While Baba Yaga's kitchen erupted in yells and battle plans, Dusk pondered what he had just learned. His red crystal lay atop one of the tallest buildings of the slums of the city of Gima.
After stripping him of his host and powers, Baba Yaga had dropped the Horseman in the Gorgon Empire where he still resided.
'My plan is even more perfect than I thought. I need to take a leaf from whatever has bonded with Verhen and bond with a young host who carries a dormant bloodline.' Dusk knew about Solus from his sister Dawn, but he had no idea she was the daughter of Menadion.
He looked below at the ruthless beating that was taking place in a dirty back alley. A kid dressed in rags was fighting to protect their most prized treasure. A loaf of fresh bread that they had managed to steal after two days of starvation.
"These are our streets, runt. You have to ask our permission and pay for protection before robbing anyone. That's the rule." The man was twice the size of the kid, yet he kicked the sorry figure on the ground as if it could retaliate at any time.
"If we let every beggar steal from our customers, they don't make business. And if they don't make business, they don't have the money to pay us. So either you compensate us for our losses or we'll break your hands!"
Now that the message was delivered, the guys blocking the alley's entrance to keep the kid from escaping joined the beating. The child cried from the pain, but mostly from the hunger and the idea that most of the bread was now covered in filth and inedible.
'That's' my cue.' Dusk said as the snapping sound of a broken bone and a yelp of pain echoed through the alley.
The thugs suddenly found themselves paralyzed, incapable of moving a muscle.
'Hello, there. Don't worry. I'm here to help you.' Dusk said to the kid via a mind link.

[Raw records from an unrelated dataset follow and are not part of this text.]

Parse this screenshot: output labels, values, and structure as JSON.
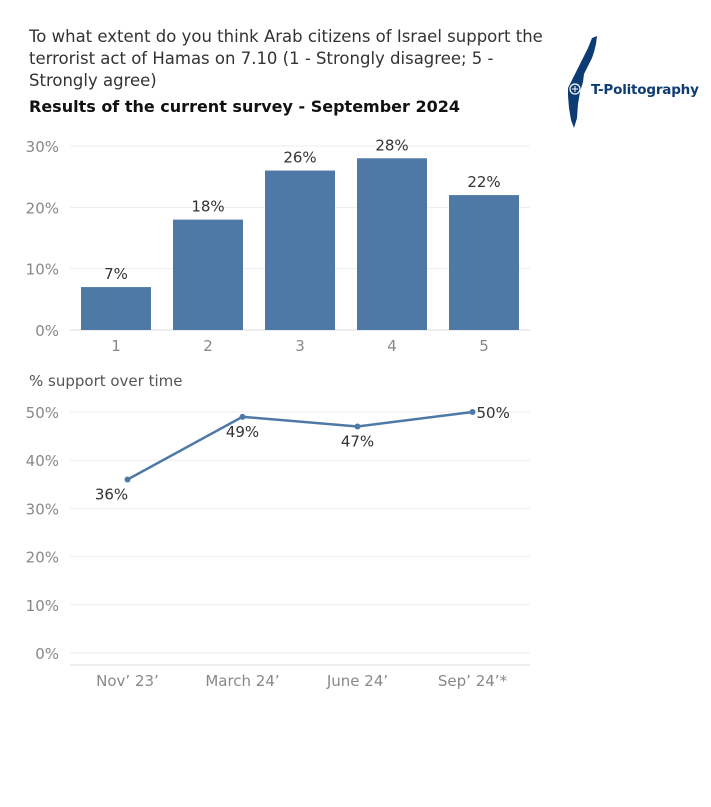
{
  "header": {
    "title": "To what extent do you think Arab citizens of Israel support the terrorist act of Hamas on 7.10 (1 - Strongly disagree; 5 - Strongly agree)",
    "subtitle": "Results of the current survey - September 2024"
  },
  "logo": {
    "text": "T-Politography",
    "color": "#0d3b73"
  },
  "colors": {
    "bar": "#4e79a7",
    "line": "#4e79a7",
    "grid": "#eeeeee",
    "tick": "#888888",
    "label": "#333333"
  },
  "chart_data": [
    {
      "type": "bar",
      "title": "To what extent do you think Arab citizens of Israel support the terrorist act of Hamas on 7.10 (1 - Strongly disagree; 5 - Strongly agree)",
      "subtitle": "Results of the current survey - September 2024",
      "categories": [
        "1",
        "2",
        "3",
        "4",
        "5"
      ],
      "values": [
        7,
        18,
        26,
        28,
        22
      ],
      "data_labels": [
        "7%",
        "18%",
        "26%",
        "28%",
        "22%"
      ],
      "yticks": [
        "0%",
        "10%",
        "20%",
        "30%"
      ],
      "ylim": [
        0,
        30
      ],
      "grid": true
    },
    {
      "type": "line",
      "title": "% support over time",
      "categories": [
        "Nov’ 23’",
        "March 24’",
        "June 24’",
        "Sep’ 24’*"
      ],
      "values": [
        36,
        49,
        47,
        50
      ],
      "data_labels": [
        "36%",
        "49%",
        "47%",
        "50%"
      ],
      "yticks": [
        "0%",
        "10%",
        "20%",
        "30%",
        "40%",
        "50%"
      ],
      "ylim": [
        0,
        50
      ],
      "grid": true
    }
  ]
}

Kelia had no idea what was happening, she was just glad that the pain had stopped. Fear came only when she lowered her gaze, noticing that the loaf of bread was gone, replaced by a shiny red crystal.

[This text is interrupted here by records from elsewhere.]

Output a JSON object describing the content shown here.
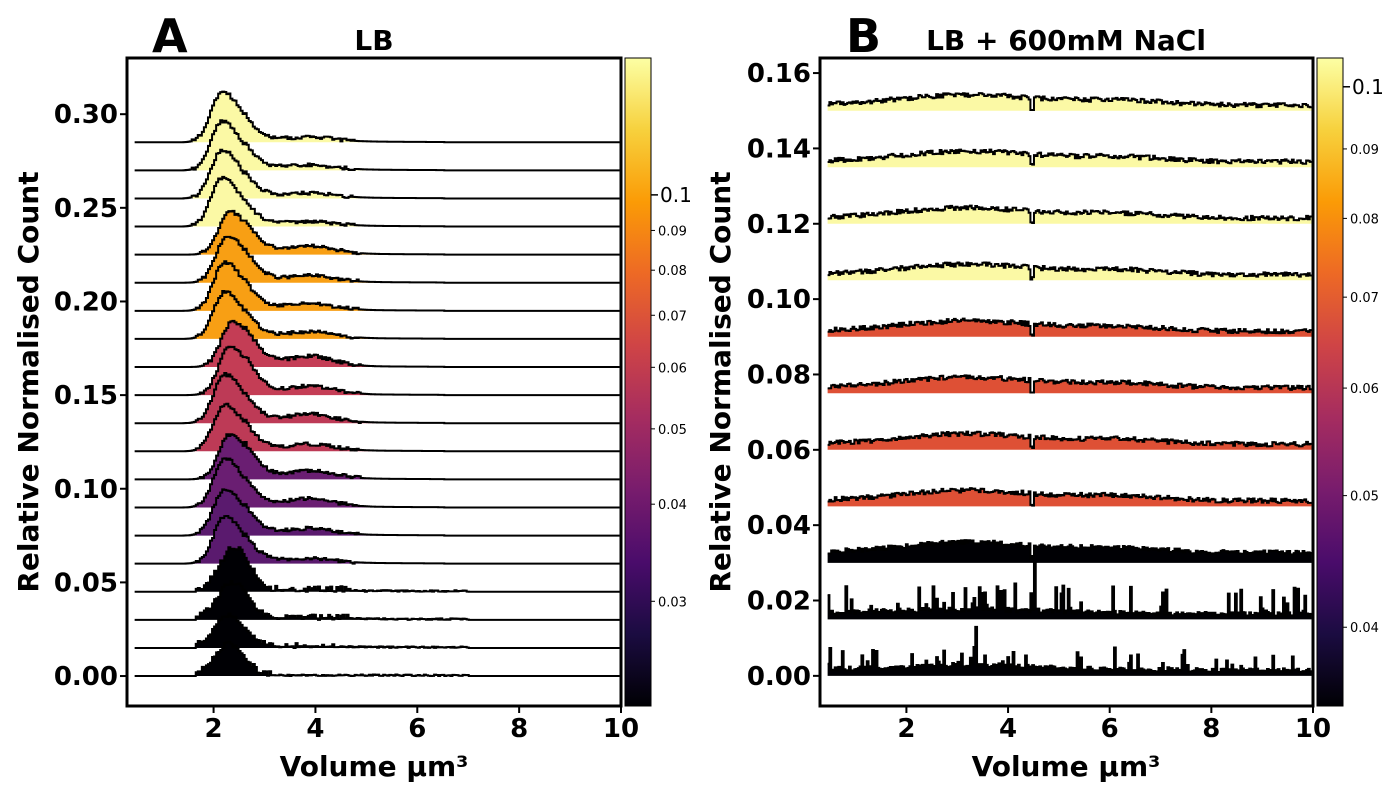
{
  "chart_data": [
    {
      "type": "area",
      "panel_letter": "A",
      "title": "LB",
      "xlabel": "Volume µm³",
      "ylabel": "Relative Normalised Count",
      "xlim": [
        0.3,
        10
      ],
      "ylim": [
        -0.016,
        0.33
      ],
      "x_ticks": [
        "2",
        "4",
        "6",
        "8",
        "10"
      ],
      "y_ticks": [
        "0.00",
        "0.05",
        "0.10",
        "0.15",
        "0.20",
        "0.25",
        "0.30"
      ],
      "grid": false,
      "colorbar": {
        "range": [
          0.022,
          0.15
        ],
        "major_labels": [
          "0.1"
        ],
        "minor_labels": [
          "0.03",
          "0.04",
          "0.05",
          "0.06",
          "0.07",
          "0.08",
          "0.09"
        ]
      },
      "series": [
        {
          "offset": 0.0,
          "peak_x": 2.3,
          "peak_height": 0.017,
          "tail_height": 0.0,
          "shape": "narrow",
          "color": "#000004",
          "y_start": 0.0
        },
        {
          "offset": 0.015,
          "peak_x": 2.3,
          "peak_height": 0.018,
          "tail_height": 0.0005,
          "shape": "narrow",
          "color": "#000004",
          "y_start": 0.015
        },
        {
          "offset": 0.03,
          "peak_x": 2.35,
          "peak_height": 0.02,
          "tail_height": 0.001,
          "shape": "narrow",
          "color": "#000004",
          "y_start": 0.03
        },
        {
          "offset": 0.045,
          "peak_x": 2.4,
          "peak_height": 0.024,
          "tail_height": 0.001,
          "shape": "narrow",
          "color": "#000004",
          "y_start": 0.045
        },
        {
          "offset": 0.06,
          "peak_x": 2.2,
          "peak_height": 0.025,
          "tail_height": 0.002,
          "shape": "wide",
          "color": "#5a1a6e",
          "y_start": 0.06
        },
        {
          "offset": 0.075,
          "peak_x": 2.2,
          "peak_height": 0.025,
          "tail_height": 0.003,
          "shape": "wide",
          "color": "#5a1a6e",
          "y_start": 0.075
        },
        {
          "offset": 0.09,
          "peak_x": 2.2,
          "peak_height": 0.026,
          "tail_height": 0.004,
          "shape": "wide",
          "color": "#6a1e72",
          "y_start": 0.09
        },
        {
          "offset": 0.105,
          "peak_x": 2.3,
          "peak_height": 0.024,
          "tail_height": 0.004,
          "shape": "wide",
          "color": "#6a1e72",
          "y_start": 0.105
        },
        {
          "offset": 0.12,
          "peak_x": 2.2,
          "peak_height": 0.025,
          "tail_height": 0.003,
          "shape": "wide",
          "color": "#bd3a56",
          "y_start": 0.12
        },
        {
          "offset": 0.135,
          "peak_x": 2.2,
          "peak_height": 0.026,
          "tail_height": 0.004,
          "shape": "wide",
          "color": "#bd3a56",
          "y_start": 0.135
        },
        {
          "offset": 0.15,
          "peak_x": 2.3,
          "peak_height": 0.026,
          "tail_height": 0.004,
          "shape": "wide",
          "color": "#c43d55",
          "y_start": 0.15
        },
        {
          "offset": 0.165,
          "peak_x": 2.35,
          "peak_height": 0.024,
          "tail_height": 0.005,
          "shape": "wide",
          "color": "#c43d55",
          "y_start": 0.165
        },
        {
          "offset": 0.18,
          "peak_x": 2.2,
          "peak_height": 0.025,
          "tail_height": 0.003,
          "shape": "wide",
          "color": "#f89f14",
          "y_start": 0.18
        },
        {
          "offset": 0.195,
          "peak_x": 2.2,
          "peak_height": 0.026,
          "tail_height": 0.003,
          "shape": "wide",
          "color": "#f89f14",
          "y_start": 0.195
        },
        {
          "offset": 0.21,
          "peak_x": 2.25,
          "peak_height": 0.025,
          "tail_height": 0.003,
          "shape": "wide",
          "color": "#f89f14",
          "y_start": 0.21
        },
        {
          "offset": 0.225,
          "peak_x": 2.3,
          "peak_height": 0.023,
          "tail_height": 0.004,
          "shape": "wide",
          "color": "#f89f14",
          "y_start": 0.225
        },
        {
          "offset": 0.24,
          "peak_x": 2.15,
          "peak_height": 0.026,
          "tail_height": 0.002,
          "shape": "wide",
          "color": "#fbf9a5",
          "y_start": 0.24
        },
        {
          "offset": 0.255,
          "peak_x": 2.15,
          "peak_height": 0.026,
          "tail_height": 0.002,
          "shape": "wide",
          "color": "#fbf9a5",
          "y_start": 0.255
        },
        {
          "offset": 0.27,
          "peak_x": 2.15,
          "peak_height": 0.026,
          "tail_height": 0.002,
          "shape": "wide",
          "color": "#fbf9a5",
          "y_start": 0.27
        },
        {
          "offset": 0.285,
          "peak_x": 2.15,
          "peak_height": 0.027,
          "tail_height": 0.002,
          "shape": "wide",
          "color": "#fbf9a5",
          "y_start": 0.285
        }
      ]
    },
    {
      "type": "area",
      "panel_letter": "B",
      "title": "LB + 600mM NaCl",
      "xlabel": "Volume µm³",
      "ylabel": "Relative Normalised Count",
      "xlim": [
        0.3,
        10
      ],
      "ylim": [
        -0.008,
        0.164
      ],
      "x_ticks": [
        "2",
        "4",
        "6",
        "8",
        "10"
      ],
      "y_ticks": [
        "0.00",
        "0.02",
        "0.04",
        "0.06",
        "0.08",
        "0.10",
        "0.12",
        "0.14",
        "0.16"
      ],
      "grid": false,
      "colorbar": {
        "range": [
          0.035,
          0.105
        ],
        "major_labels": [
          "0.1"
        ],
        "minor_labels": [
          "0.04",
          "0.05",
          "0.06",
          "0.07",
          "0.08",
          "0.09"
        ]
      },
      "series": [
        {
          "offset": 0.0,
          "style": "spiky",
          "amp": 0.005,
          "color": "#000004",
          "y_start": 0.0
        },
        {
          "offset": 0.015,
          "style": "spiky",
          "amp": 0.006,
          "color": "#000004",
          "y_start": 0.015
        },
        {
          "offset": 0.03,
          "style": "broad",
          "amp": 0.005,
          "color": "#000004",
          "y_start": 0.03
        },
        {
          "offset": 0.045,
          "style": "broad",
          "amp": 0.005,
          "color": "#de5035",
          "y_start": 0.045
        },
        {
          "offset": 0.06,
          "style": "broad",
          "amp": 0.005,
          "color": "#de5035",
          "y_start": 0.06
        },
        {
          "offset": 0.075,
          "style": "broad",
          "amp": 0.005,
          "color": "#de5035",
          "y_start": 0.075
        },
        {
          "offset": 0.09,
          "style": "broad",
          "amp": 0.005,
          "color": "#de5035",
          "y_start": 0.09
        },
        {
          "offset": 0.105,
          "style": "broad",
          "amp": 0.005,
          "color": "#fbf9a5",
          "y_start": 0.105
        },
        {
          "offset": 0.12,
          "style": "broad",
          "amp": 0.005,
          "color": "#fbf9a5",
          "y_start": 0.12
        },
        {
          "offset": 0.135,
          "style": "broad",
          "amp": 0.005,
          "color": "#fbf9a5",
          "y_start": 0.135
        },
        {
          "offset": 0.15,
          "style": "broad",
          "amp": 0.005,
          "color": "#fbf9a5",
          "y_start": 0.15
        }
      ]
    }
  ]
}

"Where's my food?" She had a lisp due to many broken or completely missing teeth.
The moment Kelia tried to move, her broken arm sent a pang that froze her. The pain reminded her of the thugs that had cost her what little she had.
The young girl stared in hatred at their figures floating in mid-air and her broken lips painfully curved in a smile when she noticed that their faces were blue.
Her mysterious benefactor had hanged them with an invisible rope.
"Kill them! Kill those fuckers and that baker that sent them after me!"
'That's not going to happen, but I'm going to make sure that they'll think twice before bothering you again.' Dusk said, breaking their wrists and engulfing them in red flames.
The thugs screamed in fear and pain, rolling onto the ground to extinguish the fire before running away.
Dusk had let them live, but not out of pity. He didn't want to taint the memory of their first meeting with murder. Also, everyone in the Gorgon Empire knew about cursed objects, even kids.
He wanted the thugs to haunt Kelia's mind, to make her desperate and scared enough of their revenge to bond with him.
"Thanks. Where did you put my bread?" She slowly stood up, noticing that most of her pain was gone.
'Do you mean this crap?' Dusk took the piss-stained muddy bread out of his pocket dimension. 'Wouldn't you like this, instead?'
Kelia's desperation turned into amazement when a plate filled with a steaming stew appeared out of nowhere. She drank it in big gulps, uncaring for the burns that the hot broth caused her.
The only thing she could think of was to eat before someone took the food away from her, again.
'Slow down and use this. No one will bother you as long as I'm here.' Dusk offered her a spoon and refilled her plate, adding a fresh loaf of bread.
Kelia almost choked several times as she ate as quickly as she could.